Structured models for human action recognition
In this talk, we present some recent results for human action recognition in videos. We, first, introduce a pose-based convolutional neural network descriptor for action recognition, which aggregates motion and appearance information along tracks of human body parts. We also present an approach for extracting such human pose in 2D and 3D. Next, we propose an approach for spatio-temporal action localization, which detects and scores CNN action proposals at a frame as well as at a tubelet level and then tracks high-scoring proposals in the video. Actions are localized in time with an LSTM at the track level. Finally, we show how to extend this type of method to weakly supervised learning of actions, which allows to scale to large amounts of data without manual annotation.
Geometry, Uncertainty and Deep Learning
My presentation will look at state-of-the-art techniques for deep learning, with a focus on representations of geometry and uncertainty. Understanding what a model does not know is a critical part of safe machine learning systems. New tools, such as Bayesian deep learning, provide a framework for understanding uncertainty in deep learning models, aiding interpretability and safety of such systems. Additionally, knowledge of geometry is an important consideration in designing effective algorithms. In particular, we will explore the use of geometry to help design networks that can be trained with unlabelled data for stereo and for human body pose and shape recovery.
Generative Model-Based Text-to-Speech Synthesis
Recent progress in deep generative models and its application to text-to-speech (TTS) synthesis has made a breakthrough in the naturalness of artificially generated speech. This talk first details the generative model-based TTS synthesis approach from its probabilistic formulation to actual implementation including statistical parametric speech synthesis, then discusses the recent deep generative model-based approaches such as WaveNet, Char2Wav, and Tacotron from this perspective. Possible future research topics are also discussed.

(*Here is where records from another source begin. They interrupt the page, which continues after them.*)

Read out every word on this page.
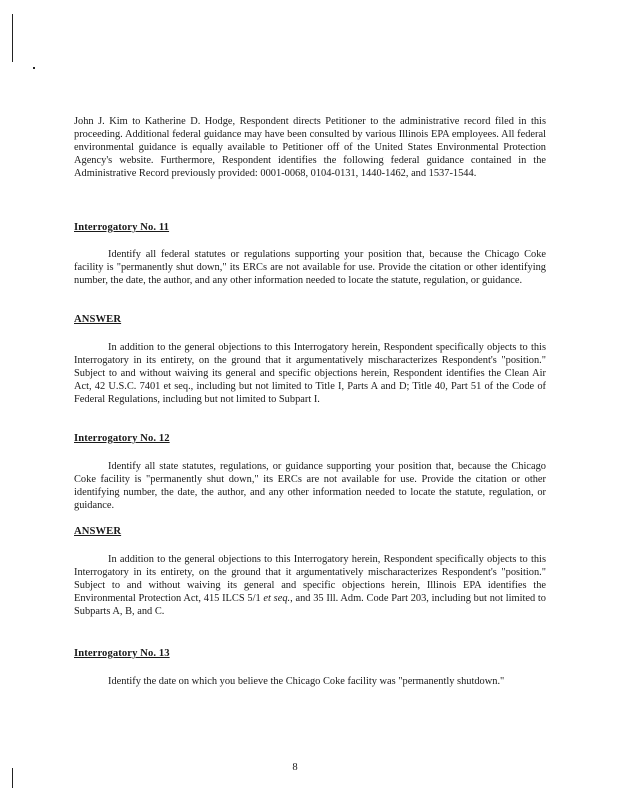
John J. Kim to Katherine D. Hodge, Respondent directs Petitioner to the administrative record filed in this proceeding. Additional federal guidance may have been consulted by various Illinois EPA employees. All federal environmental guidance is equally available to Petitioner off of the United States Environmental Protection Agency's website. Furthermore, Respondent identifies the following federal guidance contained in the Administrative Record previously provided: 0001-0068, 0104-0131, 1440-1462, and 1537-1544.

Interrogatory No. 11

Identify all federal statutes or regulations supporting your position that, because the Chicago Coke facility is "permanently shut down," its ERCs are not available for use. Provide the citation or other identifying number, the date, the author, and any other information needed to locate the statute, regulation, or guidance.

ANSWER

In addition to the general objections to this Interrogatory herein, Respondent specifically objects to this Interrogatory in its entirety, on the ground that it argumentatively mischaracterizes Respondent's "position." Subject to and without waiving its general and specific objections herein, Respondent identifies the Clean Air Act, 42 U.S.C. 7401 et seq., including but not limited to Title I, Parts A and D; Title 40, Part 51 of the Code of Federal Regulations, including but not limited to Subpart I.

Interrogatory No. 12

Identify all state statutes, regulations, or guidance supporting your position that, because the Chicago Coke facility is "permanently shut down," its ERCs are not available for use. Provide the citation or other identifying number, the date, the author, and any other information needed to locate the statute, regulation, or guidance.

ANSWER

In addition to the general objections to this Interrogatory herein, Respondent specifically objects to this Interrogatory in its entirety, on the ground that it argumentatively mischaracterizes Respondent's "position." Subject to and without waiving its general and specific objections herein, Illinois EPA identifies the Environmental Protection Act, 415 ILCS 5/1 et seq., and 35 Ill. Adm. Code Part 203, including but not limited to Subparts A, B, and C.

Interrogatory No. 13

Identify the date on which you believe the Chicago Coke facility was "permanently shutdown."

8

Deep learning for autonomous driving
The recent advancements in deep learning and GPU-accelerated computing has resulted in remarkable progress in solving the autonomous driving problem. This talk gives a brief overview on solving multiple aspects of self-driving cars with the help of deep learning which demands huge computation resource. An insight is provided into the recent hardware advancements from NVIDIA such as the Volta GPU architecture with ‘Tensor Core’ specialized for deep learning. NVIDIA’s Drivenet and Pilotnet networks used for perception and control in self-driving cars shall be introduced. Some of the performance optimization techniques developed at NVIDIA such as the conversion of FP32 model to 8-bit integer (INT8) models using TensorRT and pruning convolutional kernels in neural networks to enable efficient inference shall be discussed.